N. H. : En effet, cette assurance obligatoire fait partie des préconisations de notre Livre blanc, diffusé en juillet auprès des députés et des sénateurs. Il plaide pour que les victimes des AT-MP soient indemnisées comme les autres victimes. Au titre de la Fnath, je siège à la commission de recours amiable de la Caisse primaire d’assurance-maladie de Toulouse et je suis frappée de voir que celle-ci est saisie par des employeurs condamnés pour faute inexcusable et qui n’ont pas les moyens de payer les sommes qui leur sont réclamées. La CPAM avance ces sommes à la victime puis se retourne contre l’employeur pour les récupérer.

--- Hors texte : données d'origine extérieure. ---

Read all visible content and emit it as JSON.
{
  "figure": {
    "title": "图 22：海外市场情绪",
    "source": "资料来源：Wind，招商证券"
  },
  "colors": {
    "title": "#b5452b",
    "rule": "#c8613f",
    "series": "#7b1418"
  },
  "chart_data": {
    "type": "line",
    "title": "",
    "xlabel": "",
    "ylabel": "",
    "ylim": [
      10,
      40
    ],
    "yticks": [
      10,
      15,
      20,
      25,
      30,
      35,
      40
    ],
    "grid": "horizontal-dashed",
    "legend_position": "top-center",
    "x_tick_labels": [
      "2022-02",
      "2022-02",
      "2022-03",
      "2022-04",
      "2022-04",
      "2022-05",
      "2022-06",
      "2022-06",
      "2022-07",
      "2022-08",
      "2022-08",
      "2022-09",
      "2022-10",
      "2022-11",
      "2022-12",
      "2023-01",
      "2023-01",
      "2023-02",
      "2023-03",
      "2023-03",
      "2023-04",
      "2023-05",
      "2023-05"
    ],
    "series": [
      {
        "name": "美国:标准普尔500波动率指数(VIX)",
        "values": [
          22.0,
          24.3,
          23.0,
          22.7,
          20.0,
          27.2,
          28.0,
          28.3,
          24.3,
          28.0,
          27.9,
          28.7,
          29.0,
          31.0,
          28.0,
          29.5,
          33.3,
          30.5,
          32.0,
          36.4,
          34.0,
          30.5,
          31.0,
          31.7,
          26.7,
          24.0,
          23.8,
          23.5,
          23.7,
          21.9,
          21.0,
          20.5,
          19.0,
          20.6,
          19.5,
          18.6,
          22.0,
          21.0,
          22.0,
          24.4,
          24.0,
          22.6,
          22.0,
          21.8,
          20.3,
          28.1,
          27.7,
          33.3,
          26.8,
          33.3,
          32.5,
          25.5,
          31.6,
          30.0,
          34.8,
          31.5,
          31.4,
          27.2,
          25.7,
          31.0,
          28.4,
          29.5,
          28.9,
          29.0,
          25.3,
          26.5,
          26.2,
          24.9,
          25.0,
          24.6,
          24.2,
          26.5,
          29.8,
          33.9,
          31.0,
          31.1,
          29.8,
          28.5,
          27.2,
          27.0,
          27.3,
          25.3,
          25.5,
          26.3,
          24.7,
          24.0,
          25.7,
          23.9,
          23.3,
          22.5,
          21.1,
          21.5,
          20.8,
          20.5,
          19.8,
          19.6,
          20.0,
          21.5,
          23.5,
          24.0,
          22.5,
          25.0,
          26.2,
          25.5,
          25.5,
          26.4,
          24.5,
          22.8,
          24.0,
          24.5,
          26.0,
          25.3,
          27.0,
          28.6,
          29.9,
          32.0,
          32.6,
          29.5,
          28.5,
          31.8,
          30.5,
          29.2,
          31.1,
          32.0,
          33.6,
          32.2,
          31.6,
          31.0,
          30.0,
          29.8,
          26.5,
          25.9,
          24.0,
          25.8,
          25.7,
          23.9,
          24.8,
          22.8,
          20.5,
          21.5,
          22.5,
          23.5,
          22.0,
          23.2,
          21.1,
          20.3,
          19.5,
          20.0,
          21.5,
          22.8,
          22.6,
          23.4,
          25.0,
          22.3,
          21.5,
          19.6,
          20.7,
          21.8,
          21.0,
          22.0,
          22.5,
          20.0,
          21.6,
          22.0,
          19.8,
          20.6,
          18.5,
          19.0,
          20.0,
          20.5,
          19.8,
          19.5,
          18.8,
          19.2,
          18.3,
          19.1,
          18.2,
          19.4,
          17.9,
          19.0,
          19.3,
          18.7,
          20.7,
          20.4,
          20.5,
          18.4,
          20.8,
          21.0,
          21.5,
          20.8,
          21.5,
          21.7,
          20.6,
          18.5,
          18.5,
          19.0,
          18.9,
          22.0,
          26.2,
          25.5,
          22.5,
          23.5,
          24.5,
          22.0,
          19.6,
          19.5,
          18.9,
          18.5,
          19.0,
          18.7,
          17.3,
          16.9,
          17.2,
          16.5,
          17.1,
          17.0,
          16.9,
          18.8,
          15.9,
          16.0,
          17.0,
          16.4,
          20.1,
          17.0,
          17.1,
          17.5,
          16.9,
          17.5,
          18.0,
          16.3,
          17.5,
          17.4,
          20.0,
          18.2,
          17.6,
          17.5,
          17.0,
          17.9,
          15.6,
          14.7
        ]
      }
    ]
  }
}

Récemment, dans une petite entreprise, l’une des deux salariés a été gravement blessée après une chute. L’employeur n’était pas assuré. Dans l’impossibilité de payer les indemnisations découlant de la faute inexcusable, il a obtenu une exonération partielle. C’est fou de se dire que les entreprises sont assurées pour les accidents qui pourraient toucher leurs clients ou des visiteurs, mais pas pour les risques encourus par leurs propres salariés. Concrètement, ici la Sécurité sociale paye à leur place. On lui fait jouer un rôle qu’elle n’a pas à jouer.